BERLIN (Reuters) - Defunct airline Air Berlin’s first auction of assets drew almost 13,000 bids for items ranging from plane seats to chocolate hearts and model aircraft, the administrator said, with more lots still to go under the hammer.
Lucas Floether declined to give the total amount raised by the first auction, citing legal restrictions, but said the auction website had received 1.2 million hits, with bids placed by buyers in 45 countries.
“The high level of interest positively surprised us,” he said in a statement on Monday.
The auction is the first of four to raise cash for creditors of Air Berlin, once Germany’s second-largest airline, serving 30 million passengers a year, which filed for insolvency in August after years of losses and burdened by heavy debt.
Its operations have been carved up among rivals, including Lufthansa (LHAG.DE) and easyJet (EZJ.L), but an inventory of objects owned by the airline is being sold in a process organized by the Dechow auction house.

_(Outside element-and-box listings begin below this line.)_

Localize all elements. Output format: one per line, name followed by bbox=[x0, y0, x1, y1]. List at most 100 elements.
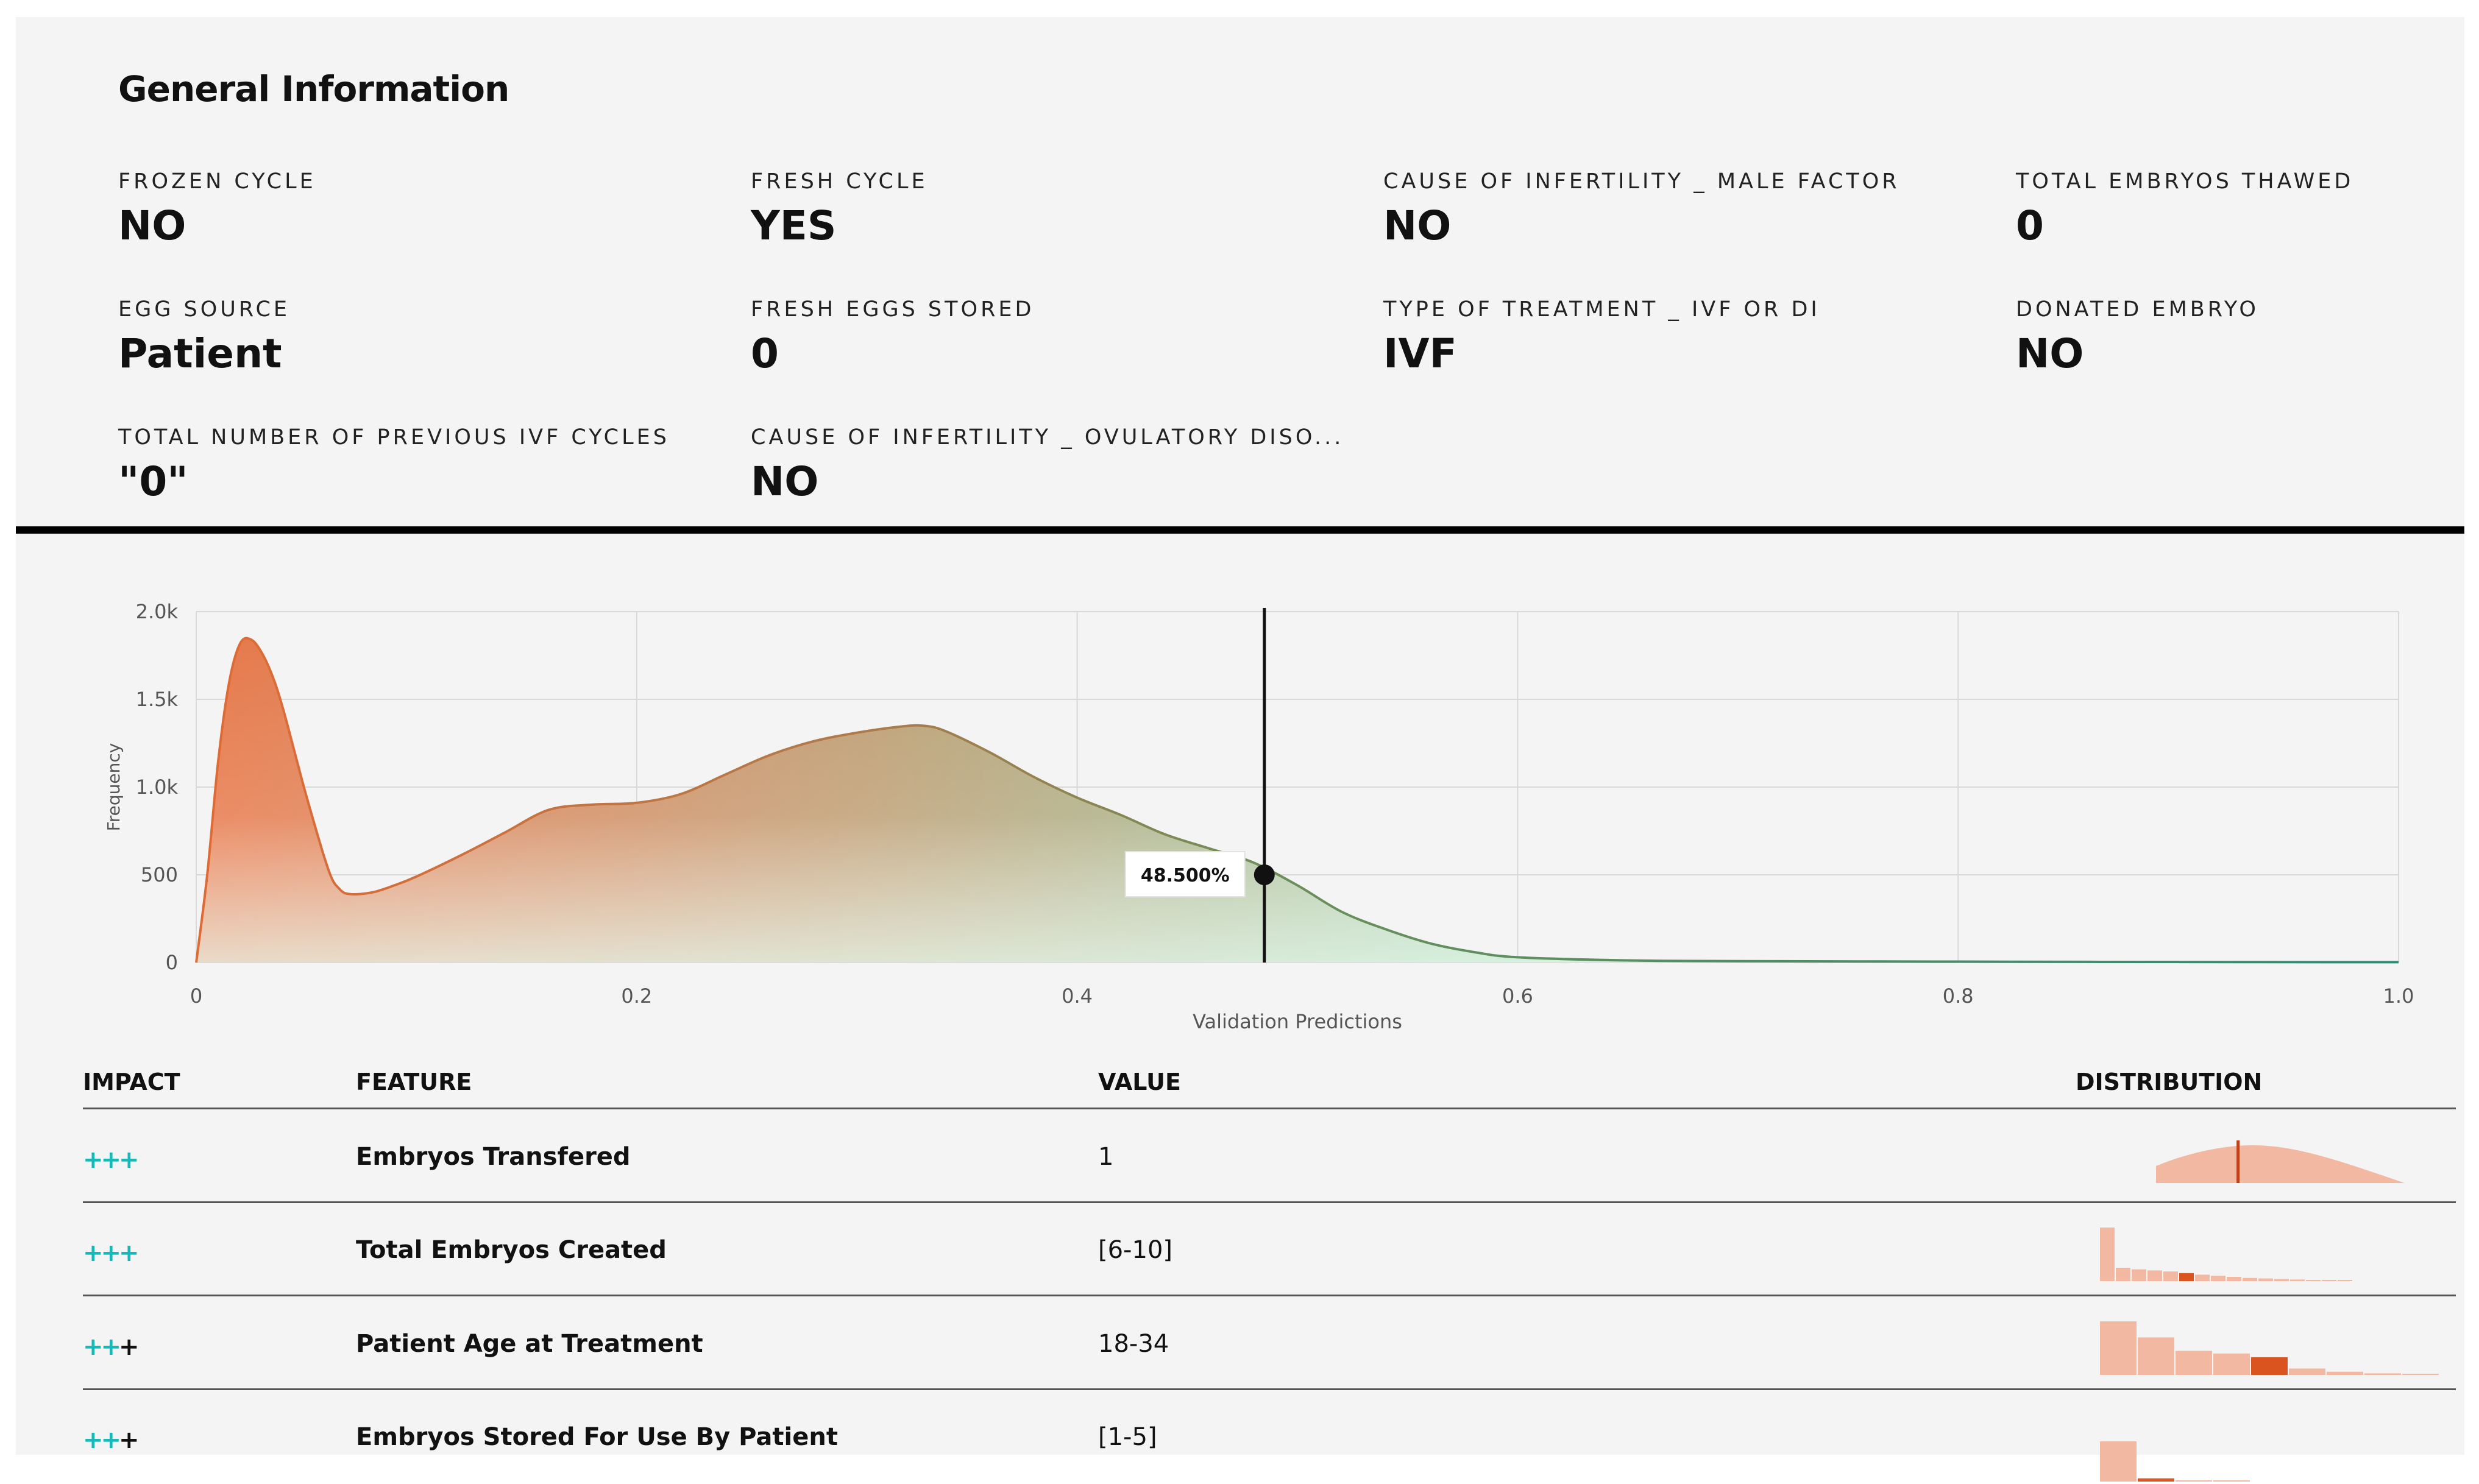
distribution-bar bbox=[2100, 1321, 2137, 1375]
field-label: CAUSE OF INFERTILITY _ MALE FACTOR bbox=[1383, 169, 1900, 194]
impact-indicator: +++ bbox=[83, 1239, 139, 1267]
x-tick-label: 0.2 bbox=[621, 984, 652, 1008]
distribution-header: DISTRIBUTION bbox=[2076, 1069, 2263, 1095]
distribution-bar bbox=[2290, 1279, 2305, 1281]
distribution-bar bbox=[2402, 1374, 2439, 1375]
distribution-curve-shape bbox=[2156, 1145, 2405, 1183]
y-tick-label: 0 bbox=[166, 951, 178, 974]
field-value: NO bbox=[2016, 330, 2084, 377]
field-label: EGG SOURCE bbox=[118, 297, 290, 322]
distribution-bar bbox=[2116, 1268, 2130, 1281]
field-label: DONATED EMBRYO bbox=[2016, 297, 2259, 322]
field-frozen-cycle: FROZEN CYCLE NO bbox=[118, 169, 316, 249]
distribution-bar bbox=[2147, 1270, 2162, 1281]
x-tick-label: 0.6 bbox=[1502, 984, 1533, 1008]
table-row[interactable]: +++ Embryos Stored For Use By Patient [1-5… bbox=[16, 1393, 2464, 1484]
distribution-bar bbox=[2163, 1271, 2178, 1281]
field-fresh-cycle: FRESH CYCLE YES bbox=[751, 169, 928, 249]
distribution-curve bbox=[195, 637, 2399, 964]
distribution-highlight-bar bbox=[2138, 1478, 2174, 1482]
y-tick-label: 1.5k bbox=[136, 688, 179, 711]
field-donated-embryo: DONATED EMBRYO NO bbox=[2016, 297, 2259, 377]
prediction-label-box bbox=[1124, 851, 1246, 897]
table-row[interactable]: +++ Total Embryos Created [6-10] bbox=[16, 1206, 2464, 1297]
distribution-sparkline bbox=[2100, 1441, 2250, 1482]
field-label: TOTAL NUMBER OF PREVIOUS IVF CYCLES bbox=[118, 425, 670, 450]
feature-name: Patient Age at Treatment bbox=[356, 1330, 703, 1358]
distribution-bar bbox=[2213, 1480, 2250, 1482]
impact-indicator: +++ bbox=[83, 1426, 139, 1454]
y-axis-label: Frequency bbox=[104, 743, 124, 832]
distribution-bar bbox=[2195, 1274, 2210, 1281]
field-label: FRESH EGGS STORED bbox=[751, 297, 1035, 322]
value-header: VALUE bbox=[1098, 1069, 1181, 1095]
prediction-marker-dot[interactable] bbox=[1254, 864, 1275, 885]
distribution-bar bbox=[2100, 1228, 2115, 1281]
distribution-highlight-bar bbox=[2251, 1357, 2288, 1375]
feature-value: [6-10] bbox=[1098, 1236, 1172, 1264]
table-row[interactable]: +++ Patient Age at Treatment 18-34 bbox=[16, 1299, 2464, 1391]
feature-name: Total Embryos Created bbox=[356, 1236, 667, 1264]
field-fresh-eggs-stored: FRESH EGGS STORED 0 bbox=[751, 297, 1034, 377]
validation-predictions-chart: 0 500 1.0k 1.5k 2.0k 0 0.2 0.4 0.6 0.8 1.0 48.500… bbox=[104, 600, 2414, 1033]
distribution-bar bbox=[2138, 1337, 2174, 1375]
y-axis-ticks: 0 500 1.0k 1.5k 2.0k bbox=[136, 600, 179, 974]
field-value: NO bbox=[118, 202, 186, 249]
field-value: NO bbox=[1383, 202, 1452, 249]
impact-indicator: +++ bbox=[83, 1146, 139, 1174]
x-axis-ticks: 0 0.2 0.4 0.6 0.8 1.0 bbox=[190, 984, 2414, 1008]
distribution-bar bbox=[2213, 1353, 2250, 1375]
distribution-bar bbox=[2289, 1368, 2325, 1375]
impact-header: IMPACT bbox=[83, 1069, 180, 1095]
impact-plus-icon: + bbox=[119, 1146, 139, 1174]
y-tick-label: 2.0k bbox=[136, 600, 179, 623]
distribution-bar bbox=[2322, 1280, 2336, 1281]
row-divider bbox=[83, 1388, 2456, 1390]
impact-plus-icon: + bbox=[83, 1333, 103, 1361]
feature-value: [1-5] bbox=[1098, 1423, 1157, 1451]
field-value: 0 bbox=[2016, 202, 2044, 249]
impact-plus-icon: + bbox=[119, 1239, 139, 1267]
field-label: TYPE OF TREATMENT _ IVF OR DI bbox=[1383, 297, 1820, 322]
prediction-label: 48.500% bbox=[1141, 865, 1230, 886]
x-tick-label: 0.4 bbox=[1062, 984, 1093, 1008]
distribution-bar bbox=[2176, 1351, 2212, 1375]
distribution-bar bbox=[2327, 1371, 2363, 1375]
field-label: FRESH CYCLE bbox=[751, 169, 928, 194]
field-cause-ovulatory-disorder: CAUSE OF INFERTILITY _ OVULATORY DISO...… bbox=[751, 425, 1344, 505]
distribution-sparkline bbox=[2156, 1140, 2405, 1183]
distribution-bar bbox=[2243, 1277, 2257, 1281]
field-previous-ivf-cycles: TOTAL NUMBER OF PREVIOUS IVF CYCLES "0" bbox=[118, 425, 670, 505]
field-value: IVF bbox=[1383, 330, 1457, 377]
x-tick-label: 0 bbox=[190, 984, 202, 1008]
table-row[interactable]: +++ Embryos Transfered 1 bbox=[16, 1112, 2464, 1204]
impact-plus-icon: + bbox=[101, 1333, 121, 1361]
distribution-area-fade bbox=[196, 638, 2399, 963]
field-total-embryos-thawed: TOTAL EMBRYOS THAWED 0 bbox=[2016, 169, 2353, 249]
x-axis-label: Validation Predictions bbox=[1193, 1010, 1402, 1033]
feature-name: Embryos Transfered bbox=[356, 1143, 631, 1171]
distribution-bar bbox=[2306, 1280, 2321, 1281]
field-value: YES bbox=[751, 202, 837, 249]
field-value: NO bbox=[751, 458, 819, 505]
impact-plus-icon: + bbox=[119, 1426, 139, 1454]
impact-indicator: +++ bbox=[83, 1333, 139, 1361]
x-tick-label: 0.8 bbox=[1943, 984, 1974, 1008]
distribution-bar bbox=[2274, 1279, 2289, 1281]
impact-plus-icon: + bbox=[119, 1333, 139, 1361]
impact-plus-icon: + bbox=[83, 1239, 103, 1267]
field-value: Patient bbox=[118, 330, 282, 377]
distribution-bar bbox=[2100, 1441, 2137, 1482]
distribution-highlight-bar bbox=[2179, 1273, 2194, 1281]
field-value: "0" bbox=[118, 458, 188, 505]
field-value: 0 bbox=[751, 330, 779, 377]
general-information-title: General Information bbox=[118, 68, 509, 110]
field-type-of-treatment: TYPE OF TREATMENT _ IVF OR DI IVF bbox=[1383, 297, 1820, 377]
row-divider bbox=[83, 1201, 2456, 1203]
distribution-bar bbox=[2211, 1276, 2225, 1281]
x-tick-label: 1.0 bbox=[2383, 984, 2414, 1008]
feature-name: Embryos Stored For Use By Patient bbox=[356, 1423, 838, 1451]
distribution-bar bbox=[2176, 1480, 2212, 1482]
impact-plus-icon: + bbox=[101, 1146, 121, 1174]
field-label: FROZEN CYCLE bbox=[118, 169, 316, 194]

A 4.8 meter-long model Boeing 737 plane went for 7,800 euros ($9,721), while items such as umbrellas were picked up for around 30-40 euros. The chocolate hearts that Air Berlin used to hand out at the end of each flight went for as much as 352 euros for a box of 100.
In three further auctions that run until Feb. 16, fans can pick up retro-style messenger bags, deck chairs and beach balls with the Air Berlin logo, plus more model planes in various sizes.
It is not clear whether staff uniforms, including those worn by pilots, can be sold. The auction house is currently in talks with aviation authorities as to whether they can be offered to the public because they have official markings and selling them could contravene security regulations.